Comment by don-code
21 hours ago
There was a point where two friends and I each lived alone in an apartment, and I was the only one who had a (2-door) car. We still occasionally did Costco runs.
We'd go in and walk the store - the whole store - aisle by aisle.
If I saw something like a 2-pound bag of tortellini, but thought two pounds was too big a quantity for me, I'd ask, "does anybody want to split two pounds or tortellini?" One might say yes, so we'd throw the tortellini in the shopping cart.
At the end, one person (the membership holder) would pay, and we'd divvy up the result of our haul into reusable containers, in the parking lot. One of us would then take point on itemizing the receipt, and we'd pay back the person with the membership.
In hindsight, I think we did this more to socialize than to save money, but we definitely did save money. Even as a single apartment-dweller, I bought my fair share of 24-packs of yogurt and 5-pound bags of frozen vegetables.
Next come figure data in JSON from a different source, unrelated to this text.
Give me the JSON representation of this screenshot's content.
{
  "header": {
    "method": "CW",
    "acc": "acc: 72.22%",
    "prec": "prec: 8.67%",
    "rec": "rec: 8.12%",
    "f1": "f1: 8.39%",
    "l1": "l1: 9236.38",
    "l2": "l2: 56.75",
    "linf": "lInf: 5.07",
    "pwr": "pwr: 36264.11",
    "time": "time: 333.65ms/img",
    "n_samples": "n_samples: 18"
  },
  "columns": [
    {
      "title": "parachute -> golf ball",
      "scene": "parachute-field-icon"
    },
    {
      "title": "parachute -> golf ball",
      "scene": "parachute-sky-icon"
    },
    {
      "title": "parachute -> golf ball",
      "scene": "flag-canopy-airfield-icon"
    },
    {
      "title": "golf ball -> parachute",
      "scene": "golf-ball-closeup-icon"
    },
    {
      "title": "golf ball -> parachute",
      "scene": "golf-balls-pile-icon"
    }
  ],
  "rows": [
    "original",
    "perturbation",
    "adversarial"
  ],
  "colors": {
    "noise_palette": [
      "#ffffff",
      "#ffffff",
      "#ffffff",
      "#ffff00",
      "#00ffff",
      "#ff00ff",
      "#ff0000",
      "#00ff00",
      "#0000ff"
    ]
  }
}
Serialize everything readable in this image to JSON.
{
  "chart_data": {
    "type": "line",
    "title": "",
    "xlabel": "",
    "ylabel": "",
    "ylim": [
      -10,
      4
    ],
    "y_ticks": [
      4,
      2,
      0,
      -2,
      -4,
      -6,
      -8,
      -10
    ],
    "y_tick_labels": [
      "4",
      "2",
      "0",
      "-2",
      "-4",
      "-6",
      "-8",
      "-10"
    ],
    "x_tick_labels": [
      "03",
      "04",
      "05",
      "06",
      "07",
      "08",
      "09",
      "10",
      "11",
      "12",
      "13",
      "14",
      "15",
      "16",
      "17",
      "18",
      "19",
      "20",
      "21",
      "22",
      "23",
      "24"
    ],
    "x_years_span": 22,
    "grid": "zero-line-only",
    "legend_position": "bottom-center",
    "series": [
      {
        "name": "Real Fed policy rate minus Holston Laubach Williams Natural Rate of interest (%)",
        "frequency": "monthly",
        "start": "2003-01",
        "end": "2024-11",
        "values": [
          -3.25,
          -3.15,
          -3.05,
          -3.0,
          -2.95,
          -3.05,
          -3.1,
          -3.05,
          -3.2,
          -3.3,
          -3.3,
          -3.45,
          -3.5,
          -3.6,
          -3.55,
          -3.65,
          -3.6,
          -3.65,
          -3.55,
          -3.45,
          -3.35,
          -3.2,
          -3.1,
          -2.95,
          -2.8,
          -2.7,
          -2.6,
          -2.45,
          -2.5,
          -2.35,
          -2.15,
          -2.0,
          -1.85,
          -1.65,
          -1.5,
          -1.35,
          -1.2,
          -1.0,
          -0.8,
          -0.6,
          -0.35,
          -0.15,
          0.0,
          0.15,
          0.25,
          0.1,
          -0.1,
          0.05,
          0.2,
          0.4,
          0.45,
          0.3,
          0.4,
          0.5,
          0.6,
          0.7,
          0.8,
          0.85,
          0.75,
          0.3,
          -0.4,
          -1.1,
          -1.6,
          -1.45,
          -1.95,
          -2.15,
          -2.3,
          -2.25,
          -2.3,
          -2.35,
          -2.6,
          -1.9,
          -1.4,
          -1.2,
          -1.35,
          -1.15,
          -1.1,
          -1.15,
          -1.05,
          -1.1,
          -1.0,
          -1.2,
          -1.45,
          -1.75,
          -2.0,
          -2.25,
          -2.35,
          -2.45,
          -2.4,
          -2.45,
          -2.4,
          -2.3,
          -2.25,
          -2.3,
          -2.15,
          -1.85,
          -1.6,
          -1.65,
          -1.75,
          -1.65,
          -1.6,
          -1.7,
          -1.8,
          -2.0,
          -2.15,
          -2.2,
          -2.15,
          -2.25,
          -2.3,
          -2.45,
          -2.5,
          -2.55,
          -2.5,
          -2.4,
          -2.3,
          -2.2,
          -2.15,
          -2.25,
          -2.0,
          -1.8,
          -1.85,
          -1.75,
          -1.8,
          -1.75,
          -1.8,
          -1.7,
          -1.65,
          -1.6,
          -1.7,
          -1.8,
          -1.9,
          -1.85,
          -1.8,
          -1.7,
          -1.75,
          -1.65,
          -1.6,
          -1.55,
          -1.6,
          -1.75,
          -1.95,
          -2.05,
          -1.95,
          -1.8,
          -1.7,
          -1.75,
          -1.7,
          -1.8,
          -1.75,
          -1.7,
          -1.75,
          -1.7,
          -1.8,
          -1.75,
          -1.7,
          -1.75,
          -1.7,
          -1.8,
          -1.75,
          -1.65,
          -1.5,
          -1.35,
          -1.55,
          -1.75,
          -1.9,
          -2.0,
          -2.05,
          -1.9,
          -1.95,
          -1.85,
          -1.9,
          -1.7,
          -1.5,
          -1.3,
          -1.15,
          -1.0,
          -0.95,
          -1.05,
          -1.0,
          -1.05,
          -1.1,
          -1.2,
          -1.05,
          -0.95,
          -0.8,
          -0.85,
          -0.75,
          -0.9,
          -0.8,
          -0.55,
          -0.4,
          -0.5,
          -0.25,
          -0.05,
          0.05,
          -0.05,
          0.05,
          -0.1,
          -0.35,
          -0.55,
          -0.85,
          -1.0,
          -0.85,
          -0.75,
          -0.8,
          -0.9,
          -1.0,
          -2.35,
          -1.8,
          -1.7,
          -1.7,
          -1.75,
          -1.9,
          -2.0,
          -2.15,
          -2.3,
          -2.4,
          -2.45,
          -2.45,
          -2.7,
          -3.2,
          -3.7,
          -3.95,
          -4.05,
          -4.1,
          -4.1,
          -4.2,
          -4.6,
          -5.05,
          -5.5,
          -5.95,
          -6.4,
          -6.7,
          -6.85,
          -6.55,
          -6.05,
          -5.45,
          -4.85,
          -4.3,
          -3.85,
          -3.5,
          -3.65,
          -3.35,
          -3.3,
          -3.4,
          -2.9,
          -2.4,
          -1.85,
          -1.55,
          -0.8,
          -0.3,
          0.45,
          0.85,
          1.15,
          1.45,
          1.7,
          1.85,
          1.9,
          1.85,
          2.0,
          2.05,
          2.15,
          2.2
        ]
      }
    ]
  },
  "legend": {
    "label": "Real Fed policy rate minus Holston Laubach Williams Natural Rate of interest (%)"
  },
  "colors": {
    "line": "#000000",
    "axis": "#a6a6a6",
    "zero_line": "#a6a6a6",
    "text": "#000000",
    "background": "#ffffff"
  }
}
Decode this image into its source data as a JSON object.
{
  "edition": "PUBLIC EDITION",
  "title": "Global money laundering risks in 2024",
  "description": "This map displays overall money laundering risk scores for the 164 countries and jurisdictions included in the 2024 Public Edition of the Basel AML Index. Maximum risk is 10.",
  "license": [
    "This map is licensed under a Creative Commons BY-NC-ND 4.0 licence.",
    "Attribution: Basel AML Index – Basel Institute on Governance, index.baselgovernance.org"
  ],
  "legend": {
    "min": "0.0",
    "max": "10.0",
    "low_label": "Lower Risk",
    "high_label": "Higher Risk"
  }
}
Growing up as a kid, we lived in the sticks and the small local grocery store had a limited produce section. My mom joined a little co-op where each person would put in the same amount of cash, but one person would make a trip to the downtown farmer's market. The purchase was split evenly between each member. Each trip a different person made the trip so the variety changed not only by what was available but by the person making the trip's preferences.
This was my introduction to collective buying and at the same time the fact there's a bigger world out there than where one lives.
This is what I did with 3 roommates in college. We saved a ton of money that way.
After college, I only had one roommate and Costco didn't work as well. The quantities for certain things are just a bit much. Buying 36 eggs for 4 adults made sense. Buying 36 eggs for 2 adults... not so much. I ended up going to Costco for toilet paper and gas, and that's it.
To this day, I'm still the "spouse" on one of those college roommates' costco memberships, LOL.